Tras tres intentos fallidos, Keiko Fujimori logró imponerse en las elecciones presidenciales de 2026 con el 50,135 % de los votos válidos, superando por apenas 49.641 votos a Roberto Sánchez. De acuerdo con un análisis de BBC News Mundo, la victoria de la lideresa de Fuerza Popular responde a una combinación de factores políticos y sociales que modificaron el escenario electoral respecto a los comicios anteriores.
El primero de ellos es el debilitamiento del antifujimorismo, que durante más de una década logró unir a sectores de distintas tendencias para impedir su llegada al poder.
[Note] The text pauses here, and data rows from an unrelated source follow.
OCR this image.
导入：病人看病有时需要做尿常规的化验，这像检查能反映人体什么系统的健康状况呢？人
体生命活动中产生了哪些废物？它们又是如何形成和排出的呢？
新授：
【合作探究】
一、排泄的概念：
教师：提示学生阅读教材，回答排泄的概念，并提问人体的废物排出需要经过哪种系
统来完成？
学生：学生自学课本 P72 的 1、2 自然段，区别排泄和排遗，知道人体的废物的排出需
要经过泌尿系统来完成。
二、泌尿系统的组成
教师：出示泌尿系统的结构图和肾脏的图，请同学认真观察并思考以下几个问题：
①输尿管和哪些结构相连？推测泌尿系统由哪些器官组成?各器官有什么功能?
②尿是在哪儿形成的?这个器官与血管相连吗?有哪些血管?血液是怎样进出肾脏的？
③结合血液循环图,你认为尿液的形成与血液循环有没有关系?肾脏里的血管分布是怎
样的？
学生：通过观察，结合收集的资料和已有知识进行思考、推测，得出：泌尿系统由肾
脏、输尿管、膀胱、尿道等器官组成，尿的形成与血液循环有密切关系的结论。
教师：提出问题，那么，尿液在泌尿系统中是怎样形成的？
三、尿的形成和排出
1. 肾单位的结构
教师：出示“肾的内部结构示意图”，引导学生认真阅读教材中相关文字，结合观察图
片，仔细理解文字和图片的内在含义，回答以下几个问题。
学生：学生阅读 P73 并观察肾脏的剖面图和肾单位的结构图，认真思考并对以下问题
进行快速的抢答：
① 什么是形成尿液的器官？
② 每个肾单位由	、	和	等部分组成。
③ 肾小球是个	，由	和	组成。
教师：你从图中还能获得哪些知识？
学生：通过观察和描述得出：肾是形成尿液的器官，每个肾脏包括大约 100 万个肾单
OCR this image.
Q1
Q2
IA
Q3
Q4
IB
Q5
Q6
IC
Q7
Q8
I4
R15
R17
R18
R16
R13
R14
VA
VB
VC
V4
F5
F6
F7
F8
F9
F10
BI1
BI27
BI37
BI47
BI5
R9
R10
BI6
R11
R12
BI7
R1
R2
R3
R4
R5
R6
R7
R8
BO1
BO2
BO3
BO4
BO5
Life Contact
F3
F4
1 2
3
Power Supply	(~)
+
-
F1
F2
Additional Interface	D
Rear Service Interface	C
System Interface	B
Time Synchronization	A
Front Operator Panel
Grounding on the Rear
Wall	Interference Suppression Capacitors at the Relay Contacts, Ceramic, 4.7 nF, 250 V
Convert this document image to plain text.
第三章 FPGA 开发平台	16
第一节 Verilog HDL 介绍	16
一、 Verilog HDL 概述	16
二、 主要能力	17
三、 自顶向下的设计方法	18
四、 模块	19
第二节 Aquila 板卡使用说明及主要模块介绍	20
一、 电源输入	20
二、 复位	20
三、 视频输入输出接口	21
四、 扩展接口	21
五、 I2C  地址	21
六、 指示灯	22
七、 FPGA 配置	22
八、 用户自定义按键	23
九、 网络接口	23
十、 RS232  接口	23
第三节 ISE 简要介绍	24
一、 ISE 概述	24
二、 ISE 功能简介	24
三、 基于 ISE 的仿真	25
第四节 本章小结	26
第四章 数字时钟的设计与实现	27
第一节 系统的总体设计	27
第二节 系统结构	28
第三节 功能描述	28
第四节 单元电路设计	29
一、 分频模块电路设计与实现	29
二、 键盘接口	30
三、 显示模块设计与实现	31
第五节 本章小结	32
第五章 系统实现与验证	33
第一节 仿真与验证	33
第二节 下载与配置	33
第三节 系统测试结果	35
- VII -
Analistas citados por el medio sostienen que el desgaste del gobierno de Pedro Castillo, la muerte de Alberto Fujimori en 2024 y la candidatura de Roberto Sánchez, identificado con el castillismo, redujeron la capacidad de ese bloque para movilizar votantes.
Otro elemento determinante fue el cansancio ciudadano frente a la prolongada inestabilidad política. En la última década, Perú ha tenido ocho presidentes, un contexto que, según especialistas, llevó a parte del electorado a optar por una propuesta que ofrecía gobernabilidad y estabilidad institucional.
Finalmente, la seguridad se consolidó como uno de los principales ejes de la campaña. Keiko Fujimori centró su discurso en medidas de «mano dura» contra la delincuencia, prometiendo reforzar la lucha contra el crimen organizado y recuperar el orden. En un contexto marcado por el aumento de la inseguridad, esa propuesta encontró respaldo en un sector importante del electorado y terminó inclinando una de las elecciones más reñidas de las últimas décadas.